Caused by: org.apache.flink.runtime.JobException: Creating the input splits caused an error: The given HDFS file URI (hdfs:///tmp/test-events.1468374669125) did not describe the HDFS NameNode. The attempt to use a default HDFS configuration, as specified in the 'fs.hdfs.hdfsdefault' or 'fs.hdfs.hdfssite' config parameter failed due to the following problem: Either no default file system was registered, or the provided configuration contains no valid authority component (fs.default.name or fs.defaultFS) describing the (hdfs namenode) host and port.
    at org.apache.flink.runtime.executiongraph.ExecutionJobVertex.<init>(ExecutionJobVertex.java:172)
    at org.apache.flink.runtime.executiongraph.ExecutionGraph.attachJobGraph(ExecutionGraph.java:679)
    at org.apache.flink.runtime.jobmanager.JobManager.org$apache$flink$runtime$jobmanager$JobManager$$submitJob(JobManager.scala:1026)
    ... 19 more
1

1 Answers

2
votes

From documentation:

fs.hdfs.hadoopconf: The absolute path to the Hadoop File System’s (HDFS) configuration directory (OPTIONAL VALUE).
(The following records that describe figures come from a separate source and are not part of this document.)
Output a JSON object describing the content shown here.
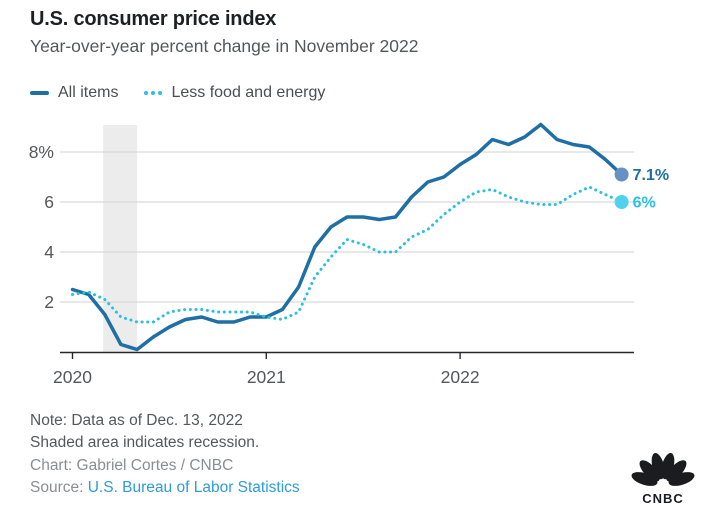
{
  "header": {
    "title": "U.S. consumer price index",
    "subtitle": "Year-over-year percent change in November 2022"
  },
  "legend": [
    {
      "id": "all-items",
      "label": "All items",
      "style": "solid",
      "color": "#1d6fa5"
    },
    {
      "id": "less-food-and-energy",
      "label": "Less food and energy",
      "style": "dotted",
      "color": "#29c0e2"
    }
  ],
  "colors": {
    "accent_blue": "#1d6fa5",
    "accent_cyan": "#29c0e2",
    "recession_shade": "#ececec",
    "link": "#2e9cd6",
    "logo": "#1b1c20"
  },
  "chart_data": {
    "type": "line",
    "x_unit": "month",
    "x_start": "2020-01",
    "x_end": "2022-11",
    "x_tick_labels": [
      "2020",
      "2021",
      "2022"
    ],
    "x_tick_month_indices": [
      0,
      12,
      24
    ],
    "y_ticks": [
      8,
      6,
      4,
      2
    ],
    "y_tick_labels": [
      "8%",
      "6",
      "4",
      "2"
    ],
    "ylim": [
      0,
      9.1
    ],
    "grid": true,
    "legend_position": "top-left",
    "recession_band": {
      "start_index": 1.9,
      "end_index": 4.0,
      "meaning": "recession"
    },
    "series": [
      {
        "name": "All items",
        "style": "solid",
        "color": "#1d6fa5",
        "end_dot_color": "#6591c5",
        "end_label": "7.1%",
        "values": [
          2.5,
          2.3,
          1.5,
          0.3,
          0.1,
          0.6,
          1.0,
          1.3,
          1.4,
          1.2,
          1.2,
          1.4,
          1.4,
          1.7,
          2.6,
          4.2,
          5.0,
          5.4,
          5.4,
          5.3,
          5.4,
          6.2,
          6.8,
          7.0,
          7.5,
          7.9,
          8.5,
          8.3,
          8.6,
          9.1,
          8.5,
          8.3,
          8.2,
          7.7,
          7.1
        ]
      },
      {
        "name": "Less food and energy",
        "style": "dotted",
        "color": "#29c0e2",
        "end_dot_color": "#52d1ef",
        "end_label": "6%",
        "values": [
          2.3,
          2.4,
          2.1,
          1.4,
          1.2,
          1.2,
          1.6,
          1.7,
          1.7,
          1.6,
          1.6,
          1.6,
          1.4,
          1.3,
          1.6,
          3.0,
          3.8,
          4.5,
          4.3,
          4.0,
          4.0,
          4.6,
          4.9,
          5.5,
          6.0,
          6.4,
          6.5,
          6.2,
          6.0,
          5.9,
          5.9,
          6.3,
          6.6,
          6.3,
          6.0
        ]
      }
    ]
  },
  "footer": {
    "note_line1": "Note: Data as of Dec. 13, 2022",
    "note_line2": "Shaded area indicates recession.",
    "credit": "Chart: Gabriel Cortes / CNBC",
    "source_label": "Source: ",
    "source_link": "U.S. Bureau of Labor Statistics"
  },
  "logo": {
    "text": "CNBC"
  }
}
Specifying this value allows programs to reference HDFS files using short URIs (hdfs:///path/to/files, without including the address and port of the NameNode in the file URI). Without this option, HDFS files can be accessed, but require fully qualified URIs like hdfs://address:port/path/to/files. This option also causes file writers to pick up the HDFS’s default values for block sizes and replication factors. Flink will look for the “core-site.xml” and “hdfs-site.xml” files in the specified directory.